Wednesday, January 9, 2013

Invoking "Roe" on Gun Ownership

Invoking Roe on Gun Ownership
Commentary by Sanford D. Horn
January 9, 2013

The infamous and controversial Supreme Court case Roe v. Wade (1973), contrary to popular belief was not about abortion, but instead the broader right of privacy.

As stated in a summary of the landmark case, Justice Harry Blackmun, a Richard Nixon high court appointee in 1970 who wrote the Roe decision, answered a question regarding privacy. Blackmun stated that “the Due Process Clause” of the 14th Amendment, “protects the right to privacy…” (

Furthermore, with the 14th Amendment behind them, gun owners, whose names and addresses were unceremoniously splashed across the pages of the Journal News in New York under the guise of protecting the community and using FOIA (Freedom of Information Act) as its shield, had their privacy violated.

Section One of the 14th Amendment of the United States Constitution  states, in part, that “No state shall make or enforce any law which shall abridge the privileges or immunities of citizens of the United States; nor shall any State deprive any person of life, liberty, or property, without due process of the law; nor deny to any person within its jurisdiction the equal protection of the laws.”

Liberals and those who would restrict the activities of their fellow Americans enjoy invoking Roe whenever it suits their needs – defending the slaughter of hundreds of thousands of fetuses/lives every year, but objecting to the right of honest, law abiding Americans to defend their families, homes, and property according to the Second Amendment to the Constitution.

The Due Process Clause protects people’s privacy – whether the privacy to murder their unborn child or the privacy to keep and bear arms without having their names and addresses made public, potentially putting them in harm’s way. And for that matter, placing those who choose not to own a firearm in harm’s way.

Criminals can pick up a copy of the Journal News and decide to carjack, burglarize, kidnap, rape, rob, or murder a non-gun owner more easily than one who is duly armed.

For those who would curtail gun ownership in the United States, do they think people will simply surrender their Constitutional right to bear arms and turn in their pistols, revolvers, and rifles? Those people are delusional at best and living in fantasy land if they believe an unarmed society will make them safer. Just the opposite; criminals will be able to procure firearms, and sadly, often times, have better fire power than the law enforcement entrusted with keeping the streets and society safe.

But the police cannot be everywhere, and again, those who would disarm law abiding citizens and think that waiting for police when faced with a home invasion at gunpoint will keep them from getting slaughtered, are equally as delusional.

Take the recent case of the Georgia gun owner who protected her family by shooting an intruder after spiriting away her children to another part of the home. When discovered, the home owner was prepared and saved six lives.

Liberals are always quick to defend the rights of criminals to ensure their due process. What about the due process of the gun owner to not be deprived of his or her life, liberty, or property?

The Journal News, under the auspices of its president and publisher Janet Hasson, took it upon herself to violate the privacy rights of thousands of lawful gun owners in her community, claiming such information was available to the public under FOIA. This is the same liberal publication that recently endorsed 36 Democrats for 36 elections.

Under the same FOIA protection, Hasson’s readers can learn and print the purchase price of her home, list whether or not she is a recipient of welfare and/or food stamps, her magazine subscriptions, her movie rentals, and whether or not she is a convicted child molester – all under the guise of the community’s right to know.

Quite frankly, knowing who receives welfare and food stamps should be public information, after all, we the people are paying for those so-called entitlements. And, what parents or grandparents wouldn’t want to be informed as to the criminal nature of their neighbors? Let’s see Hasson publish the list of convicted pedophiles and sex offenders in her newspaper alongside the names of those on public assistance.

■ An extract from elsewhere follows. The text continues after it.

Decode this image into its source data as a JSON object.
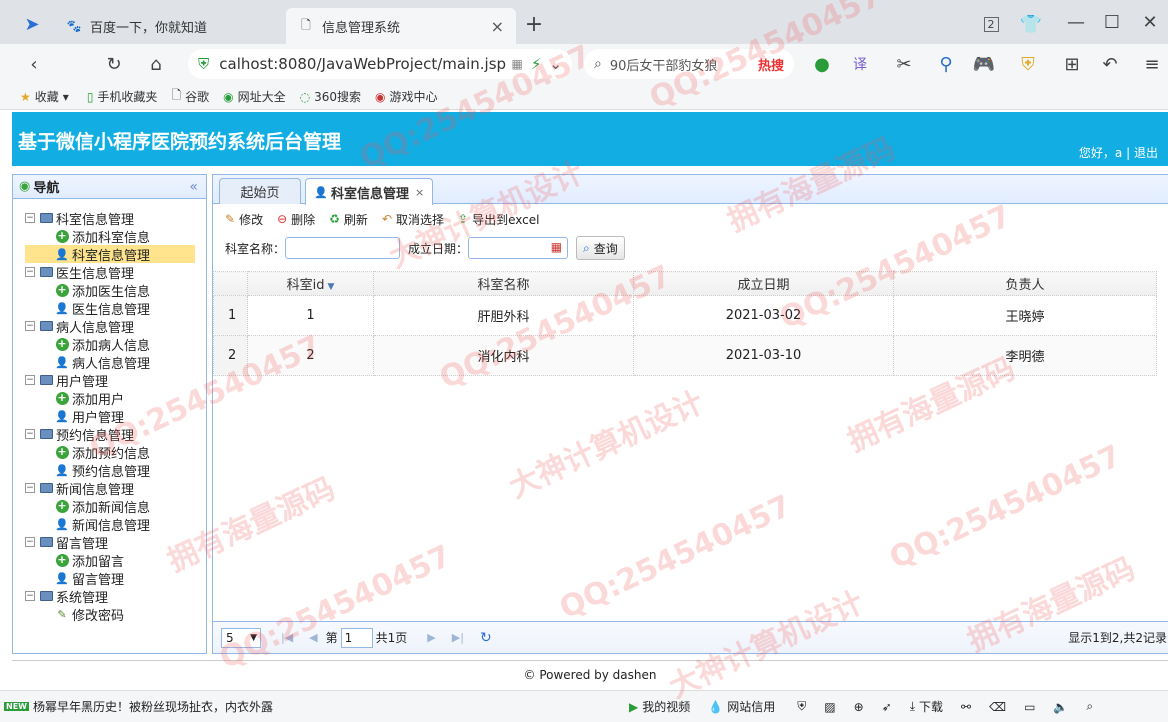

Printing the names of gun owners and their addresses puts law enforcement agents at risk. Readers of Hasson’s paper in the local jails have parroted back to their jailers addresses that appeared in print. Local judges are at risk. Residents who have moved due to harassment are at risk. Testifying witnesses are at risk. Stalker victims are at risk.

This is a bell than cannot be unrung. A message should be sent to the purveyors of such material by readers who chose to cancel their subscriptions; from advertisers who chose to advertise elsewhere, or from readers who opt to take their business from advertisers who remain in the paper to those who won’t appear there.

The brazenness of people like Hasson will only encourage other publications to follow her lead in their communities. What next? Will those gun owners whose names are in print exact their revenge by posting personal, yet publicly attained, information about the newspaper’s owner and/or publisher?

Contact Hasson at the Journal News Media Group, owned by Gannett, Inc. at 914-694-5204 or on-line at

I believe in a free press – it is one of the cornerstones of American society. But I also believe in the privacy of the individual and to not have that privacy violated.

Sanford D. Horn is a writer and educator living in Westfield, IN. He is a multi-time winner of the Virginia Press Association Award.